Fraport is now working on filling the gaps. “Our subsidiary FraGround is currently looking for new employees for baggage and ground handling. This year we want to hire up to 1,000 new employees,” Fraport said. As a result of initial measures, 870 new employees have already been recruited.
Munich Airport has also shrunk as a result of the pandemic: before the corona virus, the airport employed 10,000 people; currently there are only 8,700 employees. But: “We see ourselves in a good position for the rush at the beginning of the holidays,” said Munich on request.
Passengers at Munich Airport also enjoy a special advantage. “The security checks in Bavaria – in contrast to all other federal states – are not carried out by the federal police and their subcontractors, but are in the hands of the Bavarian authorities.” These checks are carried out by the security company Munich, a company that is 100 percent Free State belongs. The employees there are paid according to public service tariffs. The fluctuation among these employees is correspondingly low.
In addition, the chaos is not always due to a lack of staff. Another problem is that flights are not evenly spaced throughout the day. “Extreme peaks arise. In Frankfurt, especially in the early hours of the morning and just before noon, there is a volume of traffic that almost reaches the levels of 2019,” says Fraport. Frankfurt Airport is therefore working with the airlines to straighten out the flight schedule and schedule more flights at times with less traffic.
Finally, there are factors that the industry – and tourists – are currently at the mercy of. These include the weather conditions, but also more frequent closures of airspace for military overflights in the wake of the war in Ukraine. Air traffic control in France recently went on strike, which also delayed overflights, for example to the popular travel destination Mallorca. It was only this week that the German air traffic control system broke down. Two weeks earlier, a similar disruption paralyzed air traffic over Switzerland.
Nevertheless, says aviation expert Wissel, the airport system should be fundamentally reconsidered in view of the situation. According to Wissel, airport operators now generate half their turnover from retail space, advertising and parking. But none of this matters to the airlines.

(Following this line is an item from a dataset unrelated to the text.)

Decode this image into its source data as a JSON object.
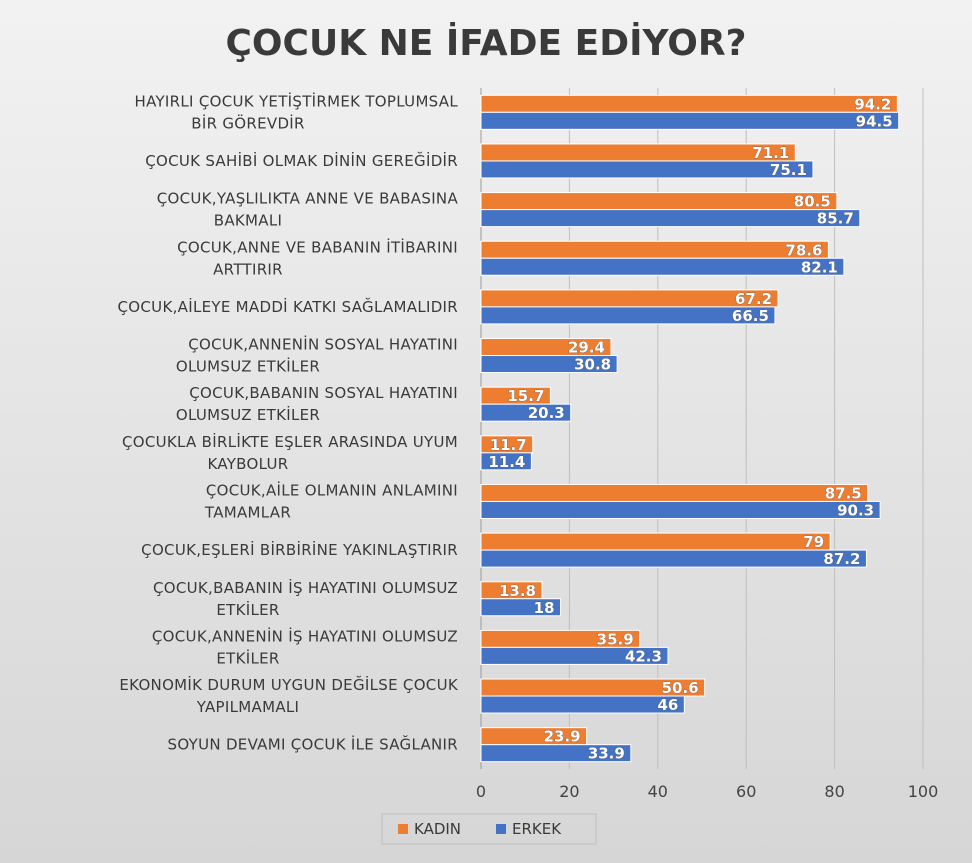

“I would appreciate it if the airlines shared in such income,” says Wissel. The airline cannot save on the fees, for example for take-off and landing. The only lever that remains is clearance, which is outsourced to the cheapest provider. If the airlines had similar additional revenues as the airports, better wages could be paid for the tasks behind the scenes – and the employees who migrated during the pandemic might then still be there.

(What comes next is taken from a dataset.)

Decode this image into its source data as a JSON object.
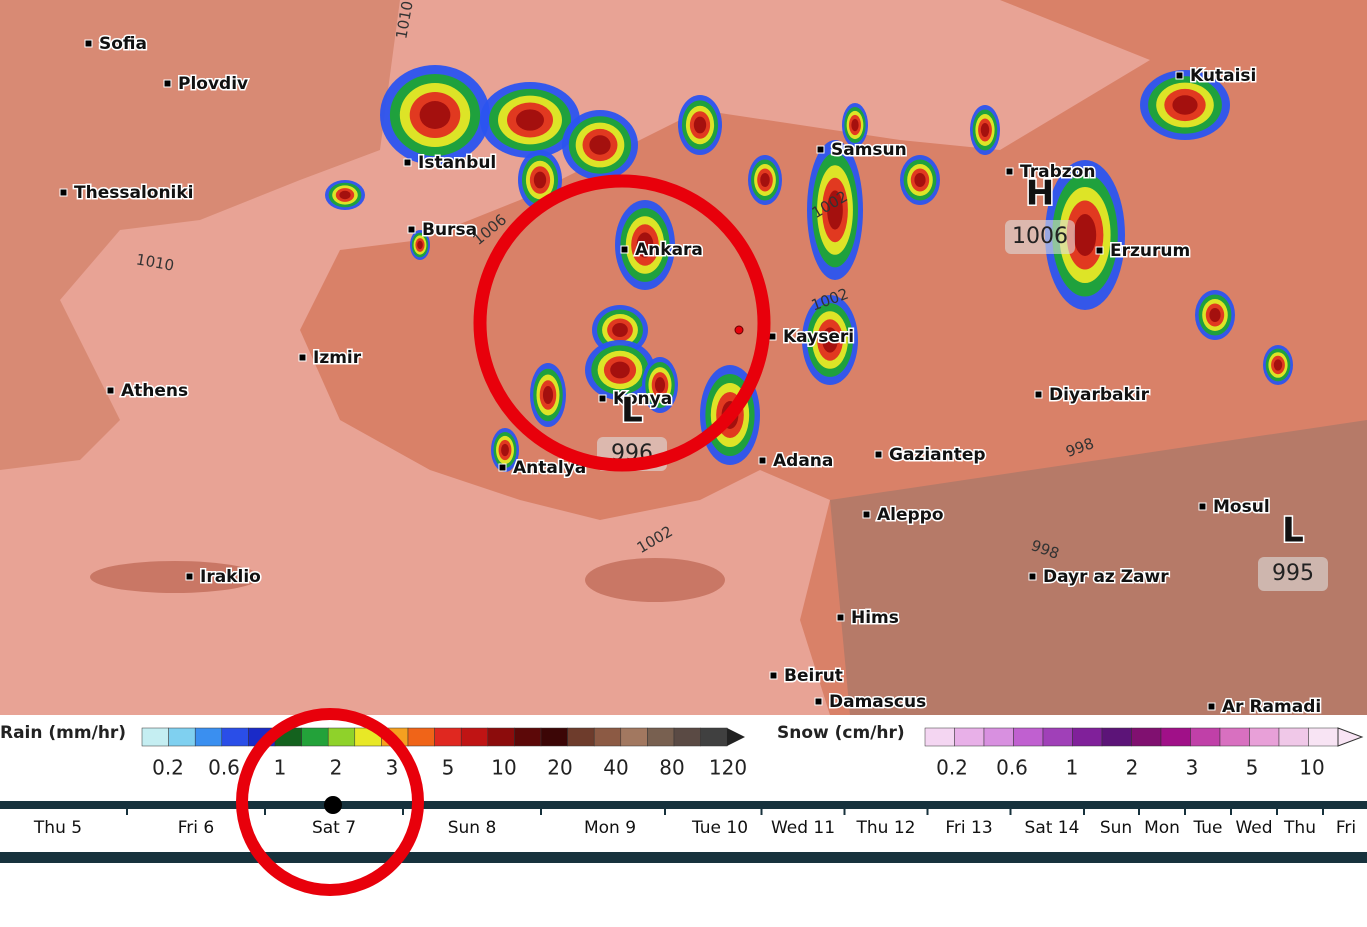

Another point is whether we want to continue to afford to fly so cheaply. “Anyone who used to search for flights in a reservation system, for example from Hamburg to New York, would see the flights sorted by travel time. That was the criterion – the faster, the better. Today the cheapest flight is at the top of the list. When low-cost airlines made price the top criterion, there was cost pressure on the airlines,” says Wissel.
For precisely this reason, the airlines and airport operators have downsized during the pandemic – and underestimated how quickly demand would soar again. An absolute miscalculation, says Wissel. The industry has saved itself into chaos. And there is no question that no traveler is currently benefiting from this, no matter how cheap the flight may be.